In his post, Hayes described Tether’s strategy as an implicit macro bet, saying “The Tether folks are in the early innings of running a massive interest rate trade,” a reference to the company reallocating some reserves in anticipation of lower Federal Reserve policy rates and declining yields on U.S. government debt.
Recent reserve attestations show that Tether’s asset pool now includes a large block of interest-bearing U.S. Treasuries, plus roughly $13 billion in precious metals and close to $10 billion in Bitcoin, alongside more than $14 billion in secured loans and other investments. Hayes’ concern is that, in a scenario where Bitcoin and gold fall together, the mark-to-market value of those holdings could shrink at the same time as USDT redemptions rise, narrowing the cushion between liabilities and assets and reviving long-running questions about the stablecoin’s resilience during market stress.
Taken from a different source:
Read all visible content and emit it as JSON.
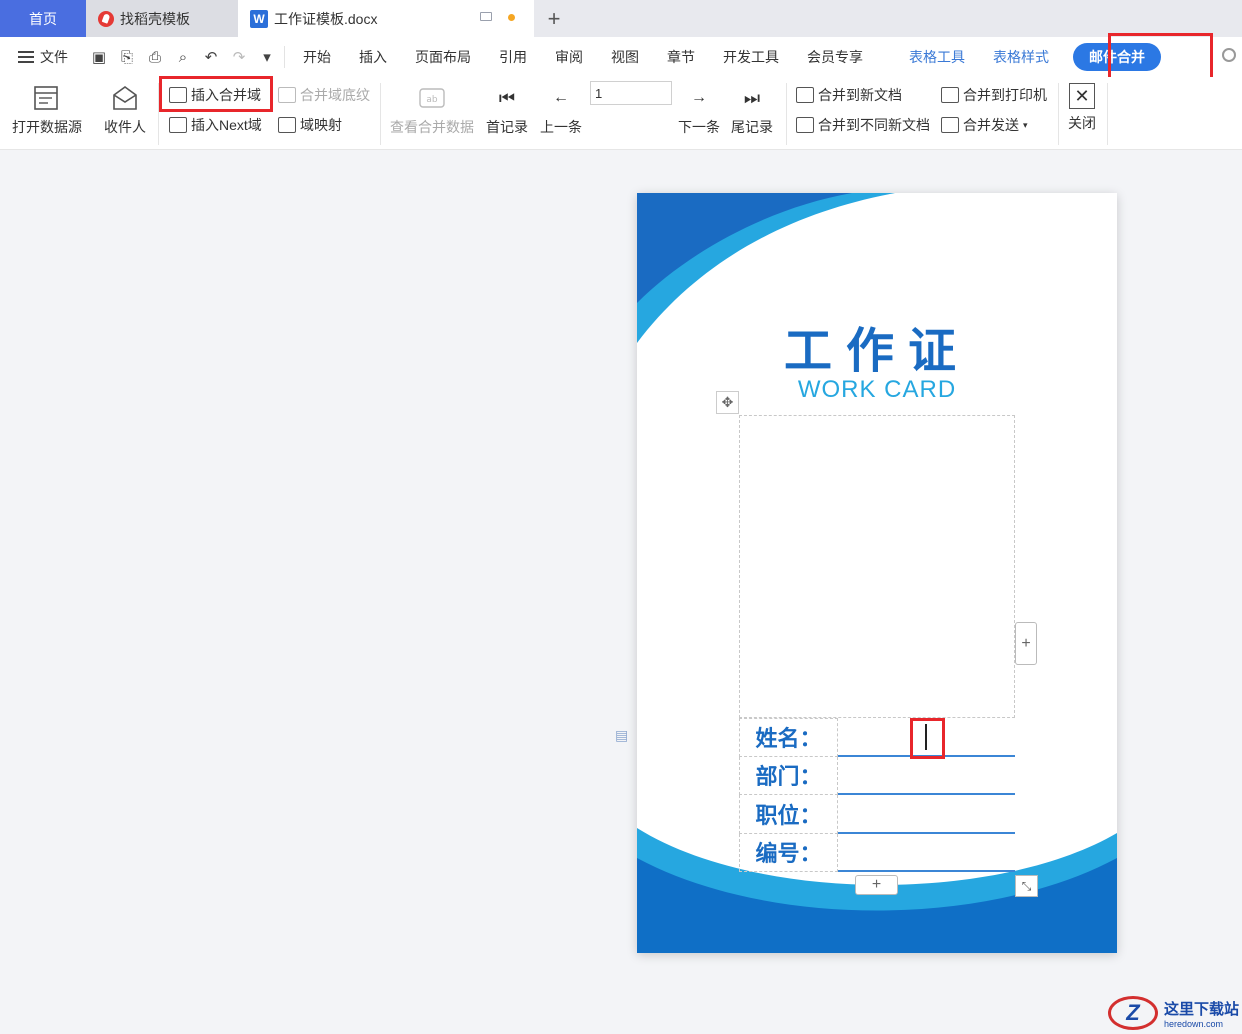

Credit analysts have also highlighted that profile. S&P Global Ratings recently assigned Tether a “weak” stability score, citing its exposure to non-cash instruments and volatile assets in its reserve mix and warning that such structures can increase the risk of undercollateralization when liquidity conditions deteriorate.
Joseph, a former head of digital-asset research at Citi, pushed back on the narrative that Tether is inherently fragile. In a widely shared reply, he wrote that “the numbers they disclose are under a ‘matching’ philosophy; they’re just showing you how their reserves are backed,” arguing that public attestations only cover the assets earmarked for USDT, not the company’s full corporate balance sheet.
According to his analysis, Tether holds a separate pool of equity investments, mining operations and additional Bitcoin reserves outside the USDT backing disclosures, which he says materially improves the group’s overall capital position. He estimates that the company controls about $120 billion in interest-earning Treasuries generating roughly $10 billion in annual profit since 2023, while operating costs remain comparatively small, allowing what he describes as rapid capital accumulation.
On that basis, Joseph suggested that Tether’s equity value could range between $50 billion and $100 billion and argued that even if the reserve portfolio were to incur losses, the firm could plug any gap by selling corporate equity or other assets, making outright collapse unlikely in his view.
He also compared Tether to traditional banks, noting that many deposit-taking institutions routinely hold only a small share of their liabilities in liquid form and rely on central bank backstops, whereas stablecoin issuers operate without such lender-of-last-resort support.
Hayes’ critique comes after a prolonged period in which higher U.S. interest rates have turned Tether’s reserve portfolio into a major profit engine, thanks to returns on T-bills and secured funding instruments. With markets now pricing in multiple Fed rate cuts over the coming year, reallocating some of that Treasury exposure into alternative assets could be seen as a way to protect earnings – but also exposes USDT’s backing to more price volatility.
By focusing on the equity buffer, Hayes is effectively asking whether Tether’s reserves would remain sufficient if both crypto and precious metals suffered large drawdowns. Joseph, by contrast, frames the issue as one of incomplete information: in his view, on-chain critics are underestimating the scale of Treasury holdings and overestimating the fragility of a company he portrays as “extremely profitable” and capable of absorbing shocks.
Tether’s USDT is the dominant U.S. dollar stablecoin by circulation and a key source of liquidity across centralized exchanges, DeFi protocols and cross-border payment rails. That central role has made its reserve composition and risk management a recurring topic of debate in digital-asset markets, especially during periods of elevated volatility or stress.